Ripping 4K Blu-Ray discs isn't as easy at 1080p Blu-Ray discs. There's some sort of copy protection (AACS 2 I think?) that results in a 4K disc being invisible to a computer's Blu-Ray drive, even though the Blu-Ray drive can read the dual layer and triple layer discs just fine if they were not commercially produced discs with this copy protection on them.
Even playing them back legitimately on a PC is a pain in the arse - look at Cyberlink PowerDVD's requirements - but if you want to simply rip the discs you own and play them on a different device or back up them for posterity, you need to hack your Blu-Ray drive's firmware to bypass the copy protection. Luckily this is quite easy.

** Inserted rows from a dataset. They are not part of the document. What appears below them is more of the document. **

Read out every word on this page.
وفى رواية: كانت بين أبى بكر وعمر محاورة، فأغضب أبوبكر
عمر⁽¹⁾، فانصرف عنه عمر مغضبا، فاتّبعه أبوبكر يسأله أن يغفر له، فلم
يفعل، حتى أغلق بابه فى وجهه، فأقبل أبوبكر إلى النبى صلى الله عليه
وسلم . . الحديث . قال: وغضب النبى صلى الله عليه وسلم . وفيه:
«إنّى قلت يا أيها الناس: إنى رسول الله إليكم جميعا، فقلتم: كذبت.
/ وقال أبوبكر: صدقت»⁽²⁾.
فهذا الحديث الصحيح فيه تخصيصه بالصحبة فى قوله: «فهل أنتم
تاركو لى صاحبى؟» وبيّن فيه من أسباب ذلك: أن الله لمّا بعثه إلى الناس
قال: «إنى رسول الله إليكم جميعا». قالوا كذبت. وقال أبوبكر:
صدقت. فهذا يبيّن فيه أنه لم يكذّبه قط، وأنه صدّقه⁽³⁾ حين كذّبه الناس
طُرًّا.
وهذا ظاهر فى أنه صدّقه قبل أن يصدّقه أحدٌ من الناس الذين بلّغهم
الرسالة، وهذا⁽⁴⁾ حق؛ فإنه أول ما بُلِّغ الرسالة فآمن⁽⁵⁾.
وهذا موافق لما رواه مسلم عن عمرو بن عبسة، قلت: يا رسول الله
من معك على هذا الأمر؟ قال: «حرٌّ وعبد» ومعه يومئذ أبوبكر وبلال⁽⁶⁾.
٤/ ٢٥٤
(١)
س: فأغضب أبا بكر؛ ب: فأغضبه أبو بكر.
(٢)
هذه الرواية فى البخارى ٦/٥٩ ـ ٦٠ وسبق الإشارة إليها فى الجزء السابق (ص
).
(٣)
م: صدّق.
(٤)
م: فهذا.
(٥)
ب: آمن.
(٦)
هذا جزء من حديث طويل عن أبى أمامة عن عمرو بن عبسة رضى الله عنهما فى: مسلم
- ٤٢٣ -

Full details on how to do this are on MakeMKV's forums and there's a good video, but here's a summary:
Buy an LG BH16NS55. They're at basically every PC store in Australia and sell for $89. Mine came with firmware v1.05, which is encrypted - but that's okay, some beautiful nerds smarter than us have figured it out.
Install the drive in your PC. There are a few USB external drive options but I haven't looked into those. Internal SATA is the way to go if you have a PC around.
Download the "all you need firmware pack" from that forum thread and MakeMKV, then install MakeMKV.
Pop open a command prompt with Administrator privileges and change into the MakeMKV directory.
Run the following command (replacing D: with the drive letter of your Blu-Ray drive):
makemkvcon64.exe f --all-yes -d D: rawflash enc -i C:\Users\decryption\Downloads\HL-DT-ST-BD-RE_WH16NS60-1.02-NM00100-211810291936.bin
Wait about 3 minutes and you're done.
The media liberation can now begin!
You can then use MakeMKV to create what the scene calls a "remux" of the movie featuring the main feature and the audio/subtitle tracks of your choosing or, as I prefer, a full disc rip featuring the menus and special features - basically dumping the entire disc structure to a directory and removing the encryption. That makes use of MakeMKV's "backup" feature.